[R-sig-Geo] Local Moran p-values in Geoda, Python, and R
Roger Bivand
Roger.Bivand at nhh.no
Thu Mar 12 21:37:52 CET 2015
On Thu, 12 Mar 2015, William May wrote:
> Here's the R LISA map:
> http://willonrails.com/images/Lisa_map_R.png
>
> And here's the Geoda version:
> http://willonrails.com/images/Lisa_map_geoda.png
>
> I'm using Geoda 1.6.6. Since we were getting inconsistent answers
> between R and Geoda, the professor ran the analysis in Python to
> get a third opinion. I don't have the Python version of the map
> on me, but it's very similar to Geoda's.
>
> I was able to export Geoda's local I and p-values. I put up a zip file
> with all the data, R script, the maps, and the spatial weights files
> for Geoda:
> willonrails.com/images/lisa_spdep.zip
>
> The local Moran's I in R and Geoda are very similar -- on average they
> only differ by 0.000290044.
>
> The p-values, on average, differ by 0.1808931.
>
> In both I used 10 nearest neighbors for the weights. I did create the
> weights separately in R and Geoda. The Geoda weights are in the zip
> file. I'm new to coordinate projections, but here's the relevant part
> of the R script:
OK, so time for Cartography 010: your input data are in unprojected,
geographical coordinates, so you cannot measure the 10 nearest neighbours
using Euclidean distance, but rather using Great Circle distance. This
switches the neighbours of about 2000 of your 3000 counties. This isn't
the cause of the discrepancy.
Doing hist(nat2$LISA_P) shows that it only extends from 0 to 0.5, so
obviously is not the same as the values generated by spdep::localmoran (in
the 0 to 1 range), or even similar. In fact, it is hard to see what has
been done, and over 1500 counties are Pr < 0.05. Perhaps the upper half
has been folded down to the lower half?
So for GeoDa, we'd need to establish 1) are the probabilities two-sided or
greater than (Ii > E(Ii)); 2) have probabilities > 0.5 been folded back?

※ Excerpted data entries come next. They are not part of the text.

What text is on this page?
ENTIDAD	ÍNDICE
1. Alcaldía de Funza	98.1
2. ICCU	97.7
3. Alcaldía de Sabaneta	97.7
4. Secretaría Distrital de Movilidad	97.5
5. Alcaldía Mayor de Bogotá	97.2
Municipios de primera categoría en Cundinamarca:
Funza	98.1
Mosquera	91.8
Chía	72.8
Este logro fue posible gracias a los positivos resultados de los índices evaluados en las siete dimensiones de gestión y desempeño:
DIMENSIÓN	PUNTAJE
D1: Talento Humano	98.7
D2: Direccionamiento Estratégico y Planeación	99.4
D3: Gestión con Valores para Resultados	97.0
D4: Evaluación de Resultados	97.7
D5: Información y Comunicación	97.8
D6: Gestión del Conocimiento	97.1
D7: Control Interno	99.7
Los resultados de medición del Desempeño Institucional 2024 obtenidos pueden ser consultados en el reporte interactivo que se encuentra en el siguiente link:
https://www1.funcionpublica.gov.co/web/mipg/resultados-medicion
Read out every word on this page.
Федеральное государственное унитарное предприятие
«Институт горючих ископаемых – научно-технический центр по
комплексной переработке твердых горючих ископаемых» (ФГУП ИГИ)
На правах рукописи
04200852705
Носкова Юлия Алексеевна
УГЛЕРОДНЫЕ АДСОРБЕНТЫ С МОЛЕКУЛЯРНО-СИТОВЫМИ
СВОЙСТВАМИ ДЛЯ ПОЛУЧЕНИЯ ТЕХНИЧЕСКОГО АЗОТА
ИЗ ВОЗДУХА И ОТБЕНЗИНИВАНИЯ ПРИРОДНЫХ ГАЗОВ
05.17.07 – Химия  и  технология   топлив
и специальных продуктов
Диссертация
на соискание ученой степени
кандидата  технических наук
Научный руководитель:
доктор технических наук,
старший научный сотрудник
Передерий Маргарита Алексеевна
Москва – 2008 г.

The functions in spdep use the "greater" alternative by default, and
"two.sided" is seldom used, but perhaps should be. Using the
p.adjust.method= argument (for example "bonferroni" or "fdr") and
accommodating only multiple comparisons among neighbours shifts most
p-values into insignificant ranges.
I've been looking at:
library(spdep)
library(maptools)
nat <- readShapeSpatial("NAT.SHP", ID="FIPSNO")
coords <- coordinates(nat)
IDs <- row.names(nat)
nat_10nnb_ll <- knn2nb(knearneigh(coords, k=10, longlat=TRUE),
row.names=IDs)
lisa_10nnb_ll <- localmoran(nat$HR60, nb2listw(nat_10nnb_ll, style="W"),
alternative="two.sided", p.adjust.method="fdr")
hist(lisa_10nnb_ll[,5])
where only a very few counties have a significant level of local spatial
autocorrelation at a 5% cutoff (295, still 10% of the total). Your
GeoDa results gave 1566 of the folded p-values < 5%, half of your
counties.
nat$PR_Ii <- lisa_10nnb_ll[,5]
spplot(nat, "PR_Ii", at=c(0,0.05,0.95,1+.Machine$double.eps),
col.regions=cm.colors(3), main="FDR-adjusted two.sided Ii")
shows a simplified map of the probabilities, dominated by counties not
showing local spatial autocorrelation.
It will also be easier to move the R nb object to GeoDa as a GAL file, the
ordering of the GWT file seems odd.
There are two main issues. One is that GeoDa uses permutations to generate
probabilities - there is no agreed position on this, and the references I
gave earlier suggest that permutating values for counties far from each
other may create a false impression of local similarity, hence positive
spatial autocorrelation. The second is the very high count of
"significant" results with your data - what is a hot spot when half of the
counties are hot?
One reason why permuting over all but i may be misleading is if many
values of the variable of interest are in one tail - HR60 is highly
skewed, with a minimum of 0, a maximum of 92, and an upper hinge of 6. So
a local clique of neighbours with values in the 20s will seem very unusual
in the permutation setting.
Finally, the global Moran's I for HR60 is highly significant, and this
indicates anyway that your mean model is mis-specified.
Hope this helps,
Roger
PS. I regularly respond to overenthusiastic usage of measures of this kind
when reviewing journal submissions. LISA are useful, but you do need to
think carefully about what you are actually trying to do with them.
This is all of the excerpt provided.